Sampling Of The Career Of A Superb Country Soul Artist
08/10/2007
(5 out of 5 stars)
"Betty Jean Champion was born in Shreveport, Louisiana on October 24, 1944 and began her singing career at the start of the 1960s as a member of The Fawns. As a solo artist under her new stage name, and with a LA-based Money recording contract, she was handed a tune written by Carolyn Franklin, Don't Wait Too Long, and saw it go to # 21 R&B and reach # 131 on the Billboard Pop Hot 100 "bubble under" charts in March 1965 b/w What Is My Life Coming To?
This modest beginning was then followed by two flops that same year, The Man Who Said No/What Can It Be? and The Heartache Is Gone/Our Love. There were no Money releases at all in 1966, but in June 1967 she scored her greatest hit ever when Make Me Yours went all the way to # 1 R&B and a quite respectable # 21 on the Hot 100 b/w I Will Not Cry.
The follow-up Fall In Love With Me didn't do nearly as well, however, reaching only # 36 R&B/# 67 Hot 100 that October b/w Lonely Love. and this was followed by two more failures, Don't Look Back/You Gave Me Love and I Think I'm Falling In Love/Don't Take My Mind. In between she had her first album released, appropriately titled Make Me Yours, containing the afore-mentioned singles along with A Change Is Gonna Come and something that hinted at future directions as a purveyor of Country soul - the Don Gibson Country classic I Can't Stop Loving You.
After a two-year absence from the charts she was hired by Capitol where she delivered several vastly underrated [and uncharted] singles that should have fared better, among them Don't You Ever Get Tired Of Hurting Me/Willie And Laura Mae Jones.

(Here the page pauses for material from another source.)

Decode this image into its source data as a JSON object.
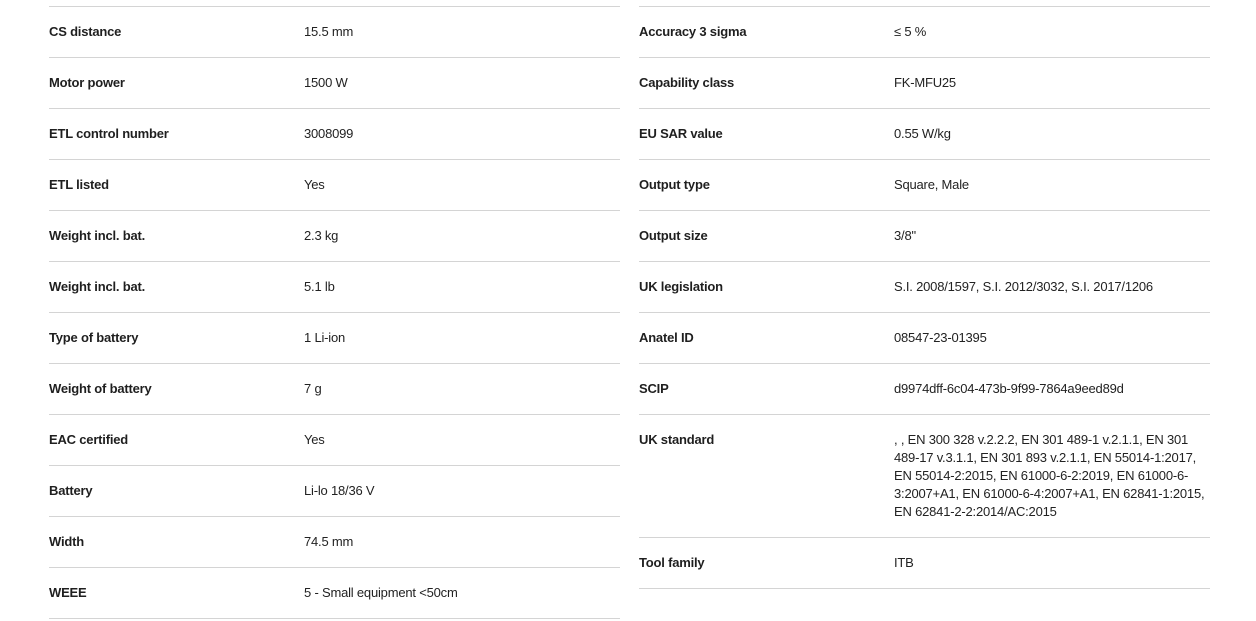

Then came her second-best hit ever, Don't Touch Me, which went to # 14 R&B/# 37 Hot 100 in early 1969. She also cut two more albums for Capitol, The Soul View Now and Don't You Ever Get Tired Of Hurting Me? each of which continued to demonstrate her preference for Country with selections like Then You Can Tell Me Goodbye, Sweet Dreams, Stand By Your Man, and Today I Started Loving You Again.
After a brief stopover with the Fame label in 1971 [I'm Just Living A Lie/I Can't Let You Break My Heart], a move to Atlantic Records did not change her Country soul focus and in 1972 she had Victim Of A Foolish Heart go to # 16 R&B/# 63 Hot 100 in July, followed late that year by a re-recording of the Merle Haggard hit Today I Started Loving You Again [# 26 R&B/# 46 Hot 100]. That would be her final pop entry, but four more R&B hits would follow, the last coming in 1976 for Big Tree when a duet with Sam Dees, Storybook Children, reached # 84.
After that she just seemed to disappear from view which is too bad because, at age 32, her voice was at its peak. While this otherwise excellent U.K. release with its beautiful sound reproduction and extensive liner notes focuses on her Money years, the real gems are to be found in those Capitol and Atlantic releases which, hopefully, will be produced rogether on one CD in the not-too-distant future."